We have successfully addressed most of these difficulties with an interpretation procedure centered on the 2D inversion of wireline array induction data. Two-dimensional inversion of array-induction data is necessary for the accurate estimation of shallow and deep resistivities, as well as the invasion length in light of significant shoulder-bed effects. This procedure has been complemented with the use of borehole nuclear magnetic resonance (NMR) data to provide estimates of effective porosity within individual sand units. Finally, we have made use of geostatistical inversion of 3D post-stack seismic data to estimate the lateral extent of hydrocarbon- bearing sands laterally away from wells. We present several application examples that yield results consistent with borehole testing and production data.
Located in the heart of Patagonia, and extending from the Atlantic Ocean to the Andean foothills, San Jorge basin accounts for 32% of the hydrocarbon production in Argentina (see Fig. 1). The origin and subsequent geological evolution of the basin are caused by the rift process responsible for the opening of the Atlantic Ocean in early Jurassic times. Accumulation of terrigeneous sediments continued until well into early Cretaceous times.1 Clastic deposition in the hydrocarbon-producing zone is characterized by thick shale laminations of lacustrine and flood-plain origin, interspersed with much thinner and laterally sparse sand units that today serve as hydrocarbon reservoirs. The relatively small concentration of sand units in the sedimentary column is explained by their ephemeral fluvial origin, which could only account for effective clastic accumulations between 0.5 and 15 m (but predominantly thinner than 4 m). Starting in early Cretaceous times, Andean tectonism caused yet another significant perturbation of the sedimentary column in the form of finely laminated deposits of pyroclastic origin (tuffs) associated with intermittent pulses of volcanic activity. These pyroclasts ranged anywhere from thin ash beds to welded tuffs several meters thick. The presence of tuffs significantly altered the original petrophysical properties of existing sand units. Subsequent structural deformation also adversely modified the already marginal porosity and permeability of the sands and caused extensive fracture damage to the existing tuff units.

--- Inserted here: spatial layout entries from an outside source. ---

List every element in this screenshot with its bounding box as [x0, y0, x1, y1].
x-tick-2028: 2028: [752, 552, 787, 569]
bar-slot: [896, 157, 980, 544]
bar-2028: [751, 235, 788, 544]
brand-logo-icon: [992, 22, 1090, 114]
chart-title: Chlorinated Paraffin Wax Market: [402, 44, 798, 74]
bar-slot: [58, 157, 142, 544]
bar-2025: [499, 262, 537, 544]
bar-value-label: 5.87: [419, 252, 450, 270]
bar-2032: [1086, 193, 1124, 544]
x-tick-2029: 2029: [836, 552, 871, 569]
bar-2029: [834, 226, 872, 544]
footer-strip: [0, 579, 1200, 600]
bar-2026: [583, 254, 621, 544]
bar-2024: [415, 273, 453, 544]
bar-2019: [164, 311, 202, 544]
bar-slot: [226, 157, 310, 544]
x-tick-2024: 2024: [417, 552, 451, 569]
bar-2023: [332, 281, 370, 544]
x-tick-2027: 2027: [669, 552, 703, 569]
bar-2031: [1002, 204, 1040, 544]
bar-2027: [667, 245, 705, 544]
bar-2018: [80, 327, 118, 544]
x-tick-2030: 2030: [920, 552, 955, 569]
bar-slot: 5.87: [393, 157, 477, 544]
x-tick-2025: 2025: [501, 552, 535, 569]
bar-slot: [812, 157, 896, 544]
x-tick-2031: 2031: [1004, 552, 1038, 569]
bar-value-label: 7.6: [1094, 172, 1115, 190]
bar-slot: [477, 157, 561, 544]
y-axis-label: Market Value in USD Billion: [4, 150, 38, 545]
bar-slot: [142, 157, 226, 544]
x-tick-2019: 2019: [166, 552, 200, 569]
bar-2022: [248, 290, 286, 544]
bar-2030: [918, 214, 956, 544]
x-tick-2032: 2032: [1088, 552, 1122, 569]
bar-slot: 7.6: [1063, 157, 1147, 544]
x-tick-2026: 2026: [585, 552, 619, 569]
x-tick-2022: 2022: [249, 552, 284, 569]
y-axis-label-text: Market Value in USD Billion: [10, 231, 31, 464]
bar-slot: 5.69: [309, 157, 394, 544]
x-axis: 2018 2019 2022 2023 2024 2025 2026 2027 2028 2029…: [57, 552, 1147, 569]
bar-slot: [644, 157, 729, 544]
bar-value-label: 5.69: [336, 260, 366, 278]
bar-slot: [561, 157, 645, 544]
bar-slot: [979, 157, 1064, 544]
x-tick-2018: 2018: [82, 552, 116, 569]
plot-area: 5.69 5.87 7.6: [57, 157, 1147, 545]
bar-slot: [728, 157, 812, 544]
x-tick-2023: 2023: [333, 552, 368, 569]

In this paper, we focus our attention on oil-producing sand units within the Bajo Barreal formation (mid- and upper-Cretaceous age), buried at depths between 1200 and 2900 m. Fig. 2 is an outcrop of the Bajo Barreal formation showing a representative sand/shale/tuff sequence with bed thicknesses similar to those encountered in the hydrocarbon-producing zone. A close-up view of an individual sand unit, shown in Fig. 3, exhibits a fluvial cross-bedding structure and is bounded by clastic debris and tuff units above and below.
The petrophysical interpretation of well-log data in San Jorge basin is not trivial. Not only are shale and tuff laminations in sand units difficult to detect and quantify, but the low salinity of connate water also makes it hard to differentiate water- from oil-bearing sands with their resistivity signatures alone. To compound this problem, fractured tuff units and associated debris have a tendency to develop resistivity and spontaneous potential (SP) responses similar to those of permeable sands. Sampling of formation fluids also has evidenced substantial variations in the salinity of connate water, making it extremely difficult to assess fluid saturations by traditional means, even with the help of core data. The presence of shale and tuff debris in sands causes significant variations in the sand's effective porosity and permeability. Several approaches have been put forth to solve this problem. Most notably, Khatchikian and Breda2 have used array-induction data to differentiate oil-bearing from water-bearing sands, as well as to predict fluid production in tuffaceous sandstones. Their procedure makes use of the ratio between the short and long spacings of array-induction measurements to characterize both the mud-filtrate-invasion process and the formation fluids. Corbelleri et al.3 and Solanet et al.4 have reported the use of NMR measurements to perform petrophysical evaluations of tuffaceous sands in San Jorge basin. The proposed method has been used successfully to predict effective saturations and porosities in highly laminated sands; it also has been used to predict production enhancement with hydrofracturing operations. A thorough technical review of these petrophysical projects in San Jorge basin shows that when properly interpreted, array-induction measurements can provide a quantitative indication of types of fluid and mud-filtrate invasion in permeable sands, and that NMR measurements can provide an assessment of effective porosities and fluid saturations.